As such, Peter Brunner's chilling German film "Luzifer," with an approval rating of 100% is technically eighth on this list with only six reviews total (compared to "Scream," which had 280). "Luzifer," produced by filmmaker Ulrich Seidl, is about a secluded mother and son (and pet eagle) who live in a remote hut in the mountains. When a local tourist development moves in, it not only threatens their idyll, but may also be unwittingly releasing Satan from Hell.
With a 74% approval rating is the Irish werewolf flick "The Cursed," a beautifully photographed film about a group of European colonialists who are infected with a werewolf virus following their ransacking and murder of an entire Romani village. You've likely never seen a werewolf that looks quite like the one in "The Cursed," and there are multiple frightening scenes wherein the monster hides out in the mist, just out of its victim's visual range.

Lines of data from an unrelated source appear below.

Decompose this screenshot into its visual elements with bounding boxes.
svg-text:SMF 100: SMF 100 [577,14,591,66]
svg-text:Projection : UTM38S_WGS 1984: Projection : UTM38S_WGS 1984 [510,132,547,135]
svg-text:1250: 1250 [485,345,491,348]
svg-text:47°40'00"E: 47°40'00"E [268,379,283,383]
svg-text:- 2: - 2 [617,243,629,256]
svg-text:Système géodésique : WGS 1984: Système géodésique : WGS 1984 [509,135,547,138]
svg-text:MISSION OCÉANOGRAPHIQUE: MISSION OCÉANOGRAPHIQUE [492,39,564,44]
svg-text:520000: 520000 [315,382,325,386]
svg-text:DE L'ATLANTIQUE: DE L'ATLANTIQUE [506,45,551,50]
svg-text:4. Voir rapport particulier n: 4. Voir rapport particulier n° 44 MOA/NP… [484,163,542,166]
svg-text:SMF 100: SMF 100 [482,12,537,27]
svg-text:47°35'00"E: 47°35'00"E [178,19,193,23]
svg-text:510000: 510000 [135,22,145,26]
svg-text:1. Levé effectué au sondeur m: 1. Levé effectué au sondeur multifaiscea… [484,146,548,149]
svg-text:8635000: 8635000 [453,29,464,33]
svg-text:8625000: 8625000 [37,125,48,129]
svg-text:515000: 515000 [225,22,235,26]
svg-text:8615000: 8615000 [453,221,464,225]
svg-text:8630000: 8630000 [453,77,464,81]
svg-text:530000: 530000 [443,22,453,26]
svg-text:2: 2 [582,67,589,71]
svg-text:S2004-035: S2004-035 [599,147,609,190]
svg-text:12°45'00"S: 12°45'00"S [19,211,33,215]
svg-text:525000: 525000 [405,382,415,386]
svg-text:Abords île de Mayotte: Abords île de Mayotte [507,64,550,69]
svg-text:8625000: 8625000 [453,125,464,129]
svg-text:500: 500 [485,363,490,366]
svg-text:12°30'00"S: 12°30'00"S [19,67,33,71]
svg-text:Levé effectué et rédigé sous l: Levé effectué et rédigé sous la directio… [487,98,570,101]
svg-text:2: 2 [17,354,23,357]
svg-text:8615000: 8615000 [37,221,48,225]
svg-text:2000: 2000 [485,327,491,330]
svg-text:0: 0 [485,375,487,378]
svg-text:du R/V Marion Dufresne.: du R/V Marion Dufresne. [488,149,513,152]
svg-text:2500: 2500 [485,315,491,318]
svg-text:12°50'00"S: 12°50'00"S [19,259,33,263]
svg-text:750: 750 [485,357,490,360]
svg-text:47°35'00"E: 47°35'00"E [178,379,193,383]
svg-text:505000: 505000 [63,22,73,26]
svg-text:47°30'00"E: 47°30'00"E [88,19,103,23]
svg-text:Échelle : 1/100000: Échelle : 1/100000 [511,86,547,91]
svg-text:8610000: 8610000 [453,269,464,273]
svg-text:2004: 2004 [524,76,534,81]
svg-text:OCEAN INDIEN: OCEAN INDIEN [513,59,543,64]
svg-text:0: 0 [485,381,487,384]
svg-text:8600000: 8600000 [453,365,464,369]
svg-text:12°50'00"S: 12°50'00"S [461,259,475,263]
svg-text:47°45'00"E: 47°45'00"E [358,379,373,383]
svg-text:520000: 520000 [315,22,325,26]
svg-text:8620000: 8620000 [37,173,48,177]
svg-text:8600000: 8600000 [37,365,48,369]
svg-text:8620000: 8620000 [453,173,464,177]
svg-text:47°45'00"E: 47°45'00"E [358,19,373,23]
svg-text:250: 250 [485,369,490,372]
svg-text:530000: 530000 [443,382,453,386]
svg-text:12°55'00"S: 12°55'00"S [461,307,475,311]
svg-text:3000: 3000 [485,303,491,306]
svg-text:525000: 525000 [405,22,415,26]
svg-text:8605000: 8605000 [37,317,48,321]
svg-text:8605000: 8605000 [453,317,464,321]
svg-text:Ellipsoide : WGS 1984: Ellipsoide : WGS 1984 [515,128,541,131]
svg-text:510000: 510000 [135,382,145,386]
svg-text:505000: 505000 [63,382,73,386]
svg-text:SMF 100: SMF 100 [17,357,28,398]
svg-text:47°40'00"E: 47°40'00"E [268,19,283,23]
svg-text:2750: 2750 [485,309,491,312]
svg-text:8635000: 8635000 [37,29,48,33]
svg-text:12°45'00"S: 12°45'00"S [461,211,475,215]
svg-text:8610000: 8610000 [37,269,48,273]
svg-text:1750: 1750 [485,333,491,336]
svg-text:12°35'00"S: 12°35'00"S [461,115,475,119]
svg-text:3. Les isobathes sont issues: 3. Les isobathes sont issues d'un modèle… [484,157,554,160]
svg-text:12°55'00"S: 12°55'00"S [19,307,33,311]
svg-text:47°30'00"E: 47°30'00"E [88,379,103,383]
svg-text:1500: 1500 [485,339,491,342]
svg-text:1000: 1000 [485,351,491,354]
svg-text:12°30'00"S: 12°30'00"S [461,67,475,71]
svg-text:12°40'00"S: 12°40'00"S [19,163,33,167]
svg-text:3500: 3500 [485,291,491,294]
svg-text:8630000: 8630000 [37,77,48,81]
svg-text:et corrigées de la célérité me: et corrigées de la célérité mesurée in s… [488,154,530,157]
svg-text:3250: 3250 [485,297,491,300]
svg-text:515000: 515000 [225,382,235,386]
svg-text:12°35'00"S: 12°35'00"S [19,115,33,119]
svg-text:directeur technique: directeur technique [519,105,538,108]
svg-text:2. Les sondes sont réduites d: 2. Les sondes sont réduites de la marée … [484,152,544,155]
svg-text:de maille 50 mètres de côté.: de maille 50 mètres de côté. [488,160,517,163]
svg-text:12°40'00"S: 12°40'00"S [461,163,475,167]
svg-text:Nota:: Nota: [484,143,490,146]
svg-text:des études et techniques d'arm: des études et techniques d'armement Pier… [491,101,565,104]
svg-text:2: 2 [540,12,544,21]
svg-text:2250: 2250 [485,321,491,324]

In Damien Power's "No Exit" — not based on the play by Jean-Paul Sartre — a young woman (Havana Rose Liu) flees rehab to rejoin her disapproving family when her mother has been rushed to the hospital. Stranded at a snowy roadside rest stop — with no way to constant the outside world — she discovers that another one of the travelers she's sharing the space with has kidnapped someone. She must determine who it is without rousing suspicion. The slow burn fizzles out pretty quickly, but the setup is solid. It only has a 56% approval rating.
A Banquet
The eleventh through the twenty-second films on the list all have an approval rating under 60%, which, by the Tomato standard, is technically "Rotten." The less-approved-of movies include such films as "Studio 666," the horror movie wherein Foo Fighters play themselves, the latest installment in the "Texas Chainsaw Massacre" series, now overreaching to its ninth installment, a shark movie with Alicia Silverstone called "The Requin," and the supremely silly video game-based Netflix horror movie "Choose Or Die" about a haunted text-based computer game.
One of the best films of the year came in 12th on the Rotten Tomatoes approval list, and that was Ruth Paxton's intense starvation drama "A Banquet." In it, a teen girl — having witnessed the death of her own father a year previous — experiences a strange moment of spiritual ecstasy when she stares up at the moon at a party. Following the incident, she loses her desire to eat. Her mother is understandably concerned, trying to understand her daughter's aversion to food. Rather than wasting away, however, the daughter stays at the same weight for weeks, then months.
"A Banquet" is an examination of neuroses about food and eating disorders and has a sharp eye turned toward the bizarre fascination — and religious implications — with starvation. It doesn't bother with psychology, but instead focuses on divine experiences. It's a weirdly religious film, but also horrifying. "A Banquet" should be much higher on the list.